Audit reconsideration sends the case back to auditors and not into the hands of attorneys. The chances that the auditors would pick up on the additional income using a bank deposits method are low. The individuals looking at the audit reconsideration request are much more likely to focus on the basis for the request than the whole picture. While audit reconsideration does not bring the same safeguards as judicial review, it also does not bring the same scrutiny. Someone in Mr. Showalter’s position might have achieved a net benefit from going the audit reconsideration route rather than exposing himself to having additional income found.

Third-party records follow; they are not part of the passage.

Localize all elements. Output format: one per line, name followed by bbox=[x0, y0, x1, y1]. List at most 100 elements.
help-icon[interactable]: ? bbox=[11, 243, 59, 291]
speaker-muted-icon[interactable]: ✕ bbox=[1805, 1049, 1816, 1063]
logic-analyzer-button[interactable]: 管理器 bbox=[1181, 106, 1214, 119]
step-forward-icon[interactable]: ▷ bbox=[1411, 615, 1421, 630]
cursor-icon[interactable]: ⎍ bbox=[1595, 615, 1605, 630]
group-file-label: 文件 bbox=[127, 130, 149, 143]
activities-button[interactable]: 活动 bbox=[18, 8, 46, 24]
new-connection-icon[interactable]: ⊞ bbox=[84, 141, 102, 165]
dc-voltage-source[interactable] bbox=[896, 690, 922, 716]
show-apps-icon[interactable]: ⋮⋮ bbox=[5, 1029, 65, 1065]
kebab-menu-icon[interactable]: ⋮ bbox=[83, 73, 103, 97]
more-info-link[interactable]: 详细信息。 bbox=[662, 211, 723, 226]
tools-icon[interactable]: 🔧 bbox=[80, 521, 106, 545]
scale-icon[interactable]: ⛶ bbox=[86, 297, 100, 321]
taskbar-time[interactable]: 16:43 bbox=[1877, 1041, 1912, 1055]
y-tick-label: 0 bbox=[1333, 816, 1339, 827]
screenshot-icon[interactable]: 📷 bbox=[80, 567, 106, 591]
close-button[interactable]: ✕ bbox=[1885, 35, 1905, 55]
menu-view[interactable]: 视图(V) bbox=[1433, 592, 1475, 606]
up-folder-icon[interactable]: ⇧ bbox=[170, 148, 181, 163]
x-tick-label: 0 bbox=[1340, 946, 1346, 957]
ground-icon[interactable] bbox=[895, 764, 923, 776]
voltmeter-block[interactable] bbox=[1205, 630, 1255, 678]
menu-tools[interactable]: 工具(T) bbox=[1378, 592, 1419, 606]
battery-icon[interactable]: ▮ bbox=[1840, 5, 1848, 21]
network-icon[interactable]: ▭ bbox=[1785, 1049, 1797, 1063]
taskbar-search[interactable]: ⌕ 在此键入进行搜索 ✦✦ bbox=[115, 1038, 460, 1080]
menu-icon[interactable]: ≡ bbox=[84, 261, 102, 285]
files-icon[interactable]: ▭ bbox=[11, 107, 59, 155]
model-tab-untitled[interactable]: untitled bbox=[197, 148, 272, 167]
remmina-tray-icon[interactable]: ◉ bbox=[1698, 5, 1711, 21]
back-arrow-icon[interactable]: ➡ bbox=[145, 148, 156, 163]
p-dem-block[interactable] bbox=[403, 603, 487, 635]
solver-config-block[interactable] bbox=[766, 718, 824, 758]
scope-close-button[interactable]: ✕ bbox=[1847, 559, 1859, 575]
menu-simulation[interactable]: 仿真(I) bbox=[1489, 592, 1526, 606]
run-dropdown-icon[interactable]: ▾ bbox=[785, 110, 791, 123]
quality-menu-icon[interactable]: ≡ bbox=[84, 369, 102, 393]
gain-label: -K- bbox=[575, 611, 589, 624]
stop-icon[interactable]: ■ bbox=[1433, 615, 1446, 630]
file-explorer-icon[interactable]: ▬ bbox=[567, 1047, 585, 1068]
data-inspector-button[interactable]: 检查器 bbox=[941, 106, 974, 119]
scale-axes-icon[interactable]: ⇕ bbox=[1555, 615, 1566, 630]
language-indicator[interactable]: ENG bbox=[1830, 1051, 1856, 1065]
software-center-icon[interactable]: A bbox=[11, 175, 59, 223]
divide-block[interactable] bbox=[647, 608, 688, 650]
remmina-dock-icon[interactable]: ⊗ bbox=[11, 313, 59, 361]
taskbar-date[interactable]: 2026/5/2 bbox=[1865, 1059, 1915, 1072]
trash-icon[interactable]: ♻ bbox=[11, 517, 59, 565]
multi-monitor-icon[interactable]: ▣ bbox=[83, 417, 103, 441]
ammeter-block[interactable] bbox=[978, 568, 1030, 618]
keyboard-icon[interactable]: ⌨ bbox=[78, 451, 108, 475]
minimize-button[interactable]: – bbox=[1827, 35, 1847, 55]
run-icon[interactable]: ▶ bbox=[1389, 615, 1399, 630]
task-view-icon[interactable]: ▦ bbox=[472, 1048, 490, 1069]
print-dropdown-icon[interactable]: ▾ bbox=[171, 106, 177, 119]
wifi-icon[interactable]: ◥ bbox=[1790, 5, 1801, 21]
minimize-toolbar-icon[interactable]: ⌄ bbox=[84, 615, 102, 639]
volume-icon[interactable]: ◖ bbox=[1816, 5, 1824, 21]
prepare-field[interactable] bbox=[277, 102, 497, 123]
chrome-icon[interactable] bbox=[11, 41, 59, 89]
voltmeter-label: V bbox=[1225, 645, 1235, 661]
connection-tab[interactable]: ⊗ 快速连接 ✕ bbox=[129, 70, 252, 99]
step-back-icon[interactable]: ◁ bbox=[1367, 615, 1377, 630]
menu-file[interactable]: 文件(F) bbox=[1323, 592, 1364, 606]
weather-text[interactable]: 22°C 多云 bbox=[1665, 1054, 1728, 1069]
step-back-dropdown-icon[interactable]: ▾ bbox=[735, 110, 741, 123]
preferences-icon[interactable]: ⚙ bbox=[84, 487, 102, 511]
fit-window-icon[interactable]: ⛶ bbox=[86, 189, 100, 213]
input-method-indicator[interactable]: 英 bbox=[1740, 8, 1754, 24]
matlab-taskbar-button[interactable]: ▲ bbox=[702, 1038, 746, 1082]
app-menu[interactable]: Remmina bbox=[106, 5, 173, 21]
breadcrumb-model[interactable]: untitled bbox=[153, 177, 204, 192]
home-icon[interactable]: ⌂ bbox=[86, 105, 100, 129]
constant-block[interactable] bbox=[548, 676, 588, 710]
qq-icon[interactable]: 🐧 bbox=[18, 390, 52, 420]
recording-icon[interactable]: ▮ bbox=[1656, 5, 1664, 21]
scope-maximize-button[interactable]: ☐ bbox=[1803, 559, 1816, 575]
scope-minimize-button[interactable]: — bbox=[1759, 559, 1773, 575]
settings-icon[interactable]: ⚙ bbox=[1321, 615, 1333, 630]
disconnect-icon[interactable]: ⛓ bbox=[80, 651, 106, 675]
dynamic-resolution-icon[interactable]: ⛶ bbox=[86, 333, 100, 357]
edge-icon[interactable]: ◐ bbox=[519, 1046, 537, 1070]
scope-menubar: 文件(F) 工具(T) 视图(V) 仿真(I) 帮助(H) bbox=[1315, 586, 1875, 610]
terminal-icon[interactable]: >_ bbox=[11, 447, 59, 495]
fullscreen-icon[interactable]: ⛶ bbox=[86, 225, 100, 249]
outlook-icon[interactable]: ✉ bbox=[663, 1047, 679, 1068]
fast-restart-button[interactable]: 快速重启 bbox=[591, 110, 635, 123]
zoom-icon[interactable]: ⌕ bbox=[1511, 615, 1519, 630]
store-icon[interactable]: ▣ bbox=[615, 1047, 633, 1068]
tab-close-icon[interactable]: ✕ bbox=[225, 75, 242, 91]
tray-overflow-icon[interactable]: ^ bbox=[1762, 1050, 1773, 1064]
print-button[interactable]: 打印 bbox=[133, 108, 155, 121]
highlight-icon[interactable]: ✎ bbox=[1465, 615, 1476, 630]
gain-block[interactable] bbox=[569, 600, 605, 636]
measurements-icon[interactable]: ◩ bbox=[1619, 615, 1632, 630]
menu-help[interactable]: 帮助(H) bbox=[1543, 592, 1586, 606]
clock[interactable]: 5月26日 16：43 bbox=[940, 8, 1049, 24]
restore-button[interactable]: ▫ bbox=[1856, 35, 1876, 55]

Suggestion for Penalizing Taxpayers Who Force the IRS to Prepare SFRs

As a taxpayer who wants others to pay their rightful amount of tax, I am glad Mr. Showalter went to Tax Court and glad that the Chief Counsel attorneys found the additional income that the IRS did not pick up during the SFR stage.  Trying to get someone’s income right through the SFR process puts a lot of pressure on the IRS as well as a lot of additional costs on the system that is unnecessary if people comply with their return filing obligations.  I would put more of a late filing penalty on non-filers who force the IRS to go this route and be more generous to late filers with a good excuse.  Our current one size fits all penalty probably doesn’t capture the true cost of the taxpayers who force the IRS into the SFR process and is not always generous enough to taxpayers who miss the filing deadline for an excusable reason.  Maybe the IRS has data on its costs of chasing after people who do not comply.  That information would be useful in determining if my suggestion is a reasonable one.